Industry observers weigh in on the dynamics between employment and interest rates
Canada’s stronger labour market performance in December might increase the odds of the central bank hiking interest rates yet again in its next meeting on January 25, according to a new Bloomberg survey of economists.
The increase of approximately 104,000 jobs in December, coupled with the unemployment rate falling to 5%, defied initial forecasts (increase of 5,000 jobs and jobless rate at 5.2%) by the Bloomberg-polled economists.
“The strong headline readings raises the probability of another 25bp hike at the January meeting, and is a clear risk to our forecast for a hold,” said Andrew Grantham, executive director and senior economist at CIBC Capital Markets.
Grantham stressed that several other pressures are likely to influence the Bank of Canada’s rate announcement.

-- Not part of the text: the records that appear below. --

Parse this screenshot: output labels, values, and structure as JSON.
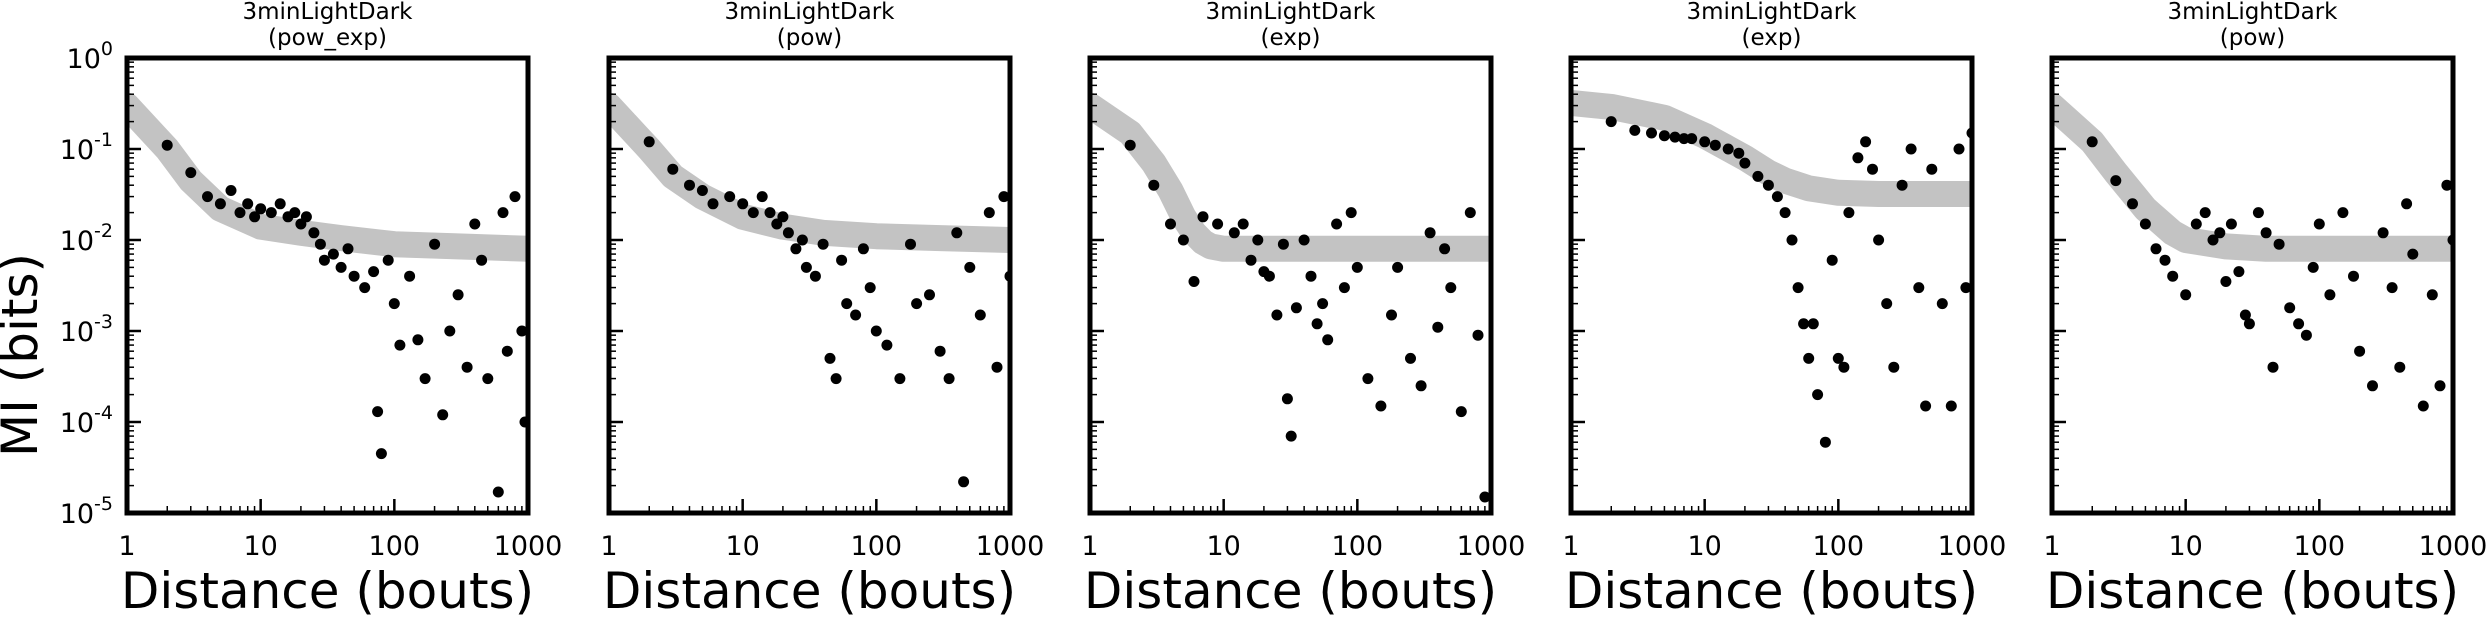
{
  "figure": {
    "ylabel": "MI (bits)",
    "xlabel": "Distance (bouts)"
  },
  "chart_data": [
    {
      "type": "scatter",
      "title": "3minLightDark",
      "subtitle": "(pow_exp)",
      "xlabel": "Distance (bouts)",
      "ylabel": "MI (bits)",
      "xscale": "log",
      "yscale": "log",
      "xlim": [
        1,
        1000
      ],
      "ylim": [
        1e-05,
        1
      ],
      "xticks": [
        "1",
        "10",
        "100",
        "1000"
      ],
      "yticks": [
        "10^0",
        "10^-1",
        "10^-2",
        "10^-3",
        "10^-4",
        "10^-5"
      ],
      "fit_color": "#c3c3c3",
      "point_color": "#000000",
      "fit": {
        "x": [
          1,
          2,
          3,
          5,
          10,
          20,
          40,
          100,
          300,
          1000
        ],
        "y": [
          0.3,
          0.1,
          0.045,
          0.022,
          0.014,
          0.012,
          0.0105,
          0.009,
          0.0085,
          0.008
        ]
      },
      "points": {
        "x": [
          2,
          3,
          4,
          5,
          6,
          7,
          8,
          9,
          10,
          12,
          14,
          16,
          18,
          20,
          22,
          25,
          28,
          30,
          35,
          40,
          45,
          50,
          60,
          70,
          75,
          80,
          90,
          100,
          110,
          130,
          150,
          170,
          200,
          230,
          260,
          300,
          350,
          400,
          450,
          500,
          600,
          650,
          700,
          800,
          900,
          950
        ],
        "y": [
          0.11,
          0.055,
          0.03,
          0.025,
          0.035,
          0.02,
          0.025,
          0.018,
          0.022,
          0.02,
          0.025,
          0.018,
          0.02,
          0.015,
          0.018,
          0.012,
          0.009,
          0.006,
          0.007,
          0.005,
          0.008,
          0.004,
          0.003,
          0.0045,
          0.00013,
          4.5e-05,
          0.006,
          0.002,
          0.0007,
          0.004,
          0.0008,
          0.0003,
          0.009,
          0.00012,
          0.001,
          0.0025,
          0.0004,
          0.015,
          0.006,
          0.0003,
          1.7e-05,
          0.02,
          0.0006,
          0.03,
          0.001,
          0.0001
        ]
      }
    },
    {
      "type": "scatter",
      "title": "3minLightDark",
      "subtitle": "(pow)",
      "xlabel": "Distance (bouts)",
      "xscale": "log",
      "yscale": "log",
      "xlim": [
        1,
        1000
      ],
      "ylim": [
        1e-05,
        1
      ],
      "xticks": [
        "1",
        "10",
        "100",
        "1000"
      ],
      "fit_color": "#c3c3c3",
      "point_color": "#000000",
      "fit": {
        "x": [
          1,
          2,
          3,
          5,
          10,
          20,
          40,
          100,
          300,
          1000
        ],
        "y": [
          0.3,
          0.1,
          0.05,
          0.03,
          0.018,
          0.014,
          0.012,
          0.011,
          0.0105,
          0.01
        ]
      },
      "points": {
        "x": [
          2,
          3,
          4,
          5,
          6,
          8,
          10,
          12,
          14,
          16,
          18,
          20,
          22,
          25,
          28,
          30,
          35,
          40,
          45,
          50,
          55,
          60,
          70,
          80,
          90,
          100,
          120,
          150,
          180,
          200,
          250,
          300,
          350,
          400,
          450,
          500,
          600,
          700,
          800,
          900,
          1000
        ],
        "y": [
          0.12,
          0.06,
          0.04,
          0.035,
          0.025,
          0.03,
          0.025,
          0.02,
          0.03,
          0.02,
          0.015,
          0.018,
          0.012,
          0.008,
          0.01,
          0.005,
          0.004,
          0.009,
          0.0005,
          0.0003,
          0.006,
          0.002,
          0.0015,
          0.008,
          0.003,
          0.001,
          0.0007,
          0.0003,
          0.009,
          0.002,
          0.0025,
          0.0006,
          0.0003,
          0.012,
          2.2e-05,
          0.005,
          0.0015,
          0.02,
          0.0004,
          0.03,
          0.004
        ]
      }
    },
    {
      "type": "scatter",
      "title": "3minLightDark",
      "subtitle": "(exp)",
      "xlabel": "Distance (bouts)",
      "xscale": "log",
      "yscale": "log",
      "xlim": [
        1,
        1000
      ],
      "ylim": [
        1e-05,
        1
      ],
      "xticks": [
        "1",
        "10",
        "100",
        "1000"
      ],
      "fit_color": "#c3c3c3",
      "point_color": "#000000",
      "fit": {
        "x": [
          1,
          2,
          3,
          4,
          5,
          6,
          7,
          8,
          10,
          15,
          20,
          40,
          100,
          300,
          1000
        ],
        "y": [
          0.3,
          0.15,
          0.07,
          0.035,
          0.018,
          0.012,
          0.0095,
          0.0085,
          0.008,
          0.008,
          0.008,
          0.008,
          0.008,
          0.008,
          0.008
        ]
      },
      "points": {
        "x": [
          2,
          3,
          4,
          5,
          6,
          7,
          9,
          12,
          14,
          16,
          18,
          20,
          22,
          25,
          28,
          30,
          32,
          35,
          40,
          45,
          50,
          55,
          60,
          70,
          80,
          90,
          100,
          120,
          150,
          180,
          200,
          250,
          300,
          350,
          400,
          450,
          500,
          600,
          700,
          800,
          900
        ],
        "y": [
          0.11,
          0.04,
          0.015,
          0.01,
          0.0035,
          0.018,
          0.015,
          0.012,
          0.015,
          0.006,
          0.01,
          0.0045,
          0.004,
          0.0015,
          0.009,
          0.00018,
          7e-05,
          0.0018,
          0.01,
          0.004,
          0.0012,
          0.002,
          0.0008,
          0.015,
          0.003,
          0.02,
          0.005,
          0.0003,
          0.00015,
          0.0015,
          0.005,
          0.0005,
          0.00025,
          0.012,
          0.0011,
          0.008,
          0.003,
          0.00013,
          0.02,
          0.0009,
          1.5e-05
        ]
      }
    },
    {
      "type": "scatter",
      "title": "3minLightDark",
      "subtitle": "(exp)",
      "xlabel": "Distance (bouts)",
      "xscale": "log",
      "yscale": "log",
      "xlim": [
        1,
        1000
      ],
      "ylim": [
        1e-05,
        1
      ],
      "xticks": [
        "1",
        "10",
        "100",
        "1000"
      ],
      "fit_color": "#c3c3c3",
      "point_color": "#000000",
      "fit": {
        "x": [
          1,
          2,
          5,
          10,
          20,
          30,
          40,
          60,
          100,
          200,
          500,
          1000
        ],
        "y": [
          0.32,
          0.29,
          0.22,
          0.14,
          0.08,
          0.055,
          0.045,
          0.037,
          0.033,
          0.032,
          0.032,
          0.032
        ]
      },
      "points": {
        "x": [
          2,
          3,
          4,
          5,
          6,
          7,
          8,
          10,
          12,
          15,
          18,
          20,
          25,
          30,
          35,
          40,
          45,
          50,
          55,
          60,
          65,
          70,
          80,
          90,
          100,
          110,
          120,
          140,
          160,
          180,
          200,
          230,
          260,
          300,
          350,
          400,
          450,
          500,
          600,
          700,
          800,
          900,
          1000
        ],
        "y": [
          0.2,
          0.16,
          0.15,
          0.14,
          0.135,
          0.13,
          0.13,
          0.12,
          0.11,
          0.1,
          0.09,
          0.07,
          0.05,
          0.04,
          0.03,
          0.02,
          0.01,
          0.003,
          0.0012,
          0.0005,
          0.0012,
          0.0002,
          6e-05,
          0.006,
          0.0005,
          0.0004,
          0.02,
          0.08,
          0.12,
          0.06,
          0.01,
          0.002,
          0.0004,
          0.04,
          0.1,
          0.003,
          0.00015,
          0.06,
          0.002,
          0.00015,
          0.1,
          0.003,
          0.15
        ]
      }
    },
    {
      "type": "scatter",
      "title": "3minLightDark",
      "subtitle": "(pow)",
      "xlabel": "Distance (bouts)",
      "xscale": "log",
      "yscale": "log",
      "xlim": [
        1,
        1000
      ],
      "ylim": [
        1e-05,
        1
      ],
      "xticks": [
        "1",
        "10",
        "100",
        "1000"
      ],
      "fit_color": "#c3c3c3",
      "point_color": "#000000",
      "fit": {
        "x": [
          1,
          2,
          3,
          5,
          8,
          10,
          20,
          40,
          100,
          300,
          1000
        ],
        "y": [
          0.3,
          0.12,
          0.055,
          0.022,
          0.012,
          0.01,
          0.0085,
          0.008,
          0.008,
          0.008,
          0.008
        ]
      },
      "points": {
        "x": [
          2,
          3,
          4,
          5,
          6,
          7,
          8,
          10,
          12,
          14,
          16,
          18,
          20,
          22,
          25,
          28,
          30,
          35,
          40,
          45,
          50,
          60,
          70,
          80,
          90,
          100,
          120,
          150,
          180,
          200,
          250,
          300,
          350,
          400,
          450,
          500,
          600,
          700,
          800,
          900,
          1000
        ],
        "y": [
          0.12,
          0.045,
          0.025,
          0.015,
          0.008,
          0.006,
          0.004,
          0.0025,
          0.015,
          0.02,
          0.01,
          0.012,
          0.0035,
          0.015,
          0.0045,
          0.0015,
          0.0012,
          0.02,
          0.012,
          0.0004,
          0.009,
          0.0018,
          0.0012,
          0.0009,
          0.005,
          0.015,
          0.0025,
          0.02,
          0.004,
          0.0006,
          0.00025,
          0.012,
          0.003,
          0.0004,
          0.025,
          0.007,
          0.00015,
          0.0025,
          0.00025,
          0.04,
          0.01
        ]
      }
    }
  ]
}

“The next CPI (Consumer Price Index) report and the BoC’s own business and consumer surveys, released in two weeks’ time, will also be important in making that final decision,” Grantham said.
However, the number of total hours worked showed minimal change in December. Royce Mendes, managing director and head of macro strategy at Desjardins Group, said that this element has a more direct impact on GDP.
“Despite the apparent hiring spree, the economy didn’t seem to be producing much more goods and services,” Mendes said. “Our tracking for Q4 (fourth quarter) GDP will likely remain around 1.5%.”
Still, Mendes said that while Canada’s actual labour market performance in December might not be as robust as the employment numbers would suggest, “the surge in hiring is probably enough to tilt the odds in favour of a final 25bp rate hike from the Bank of Canada later this month.”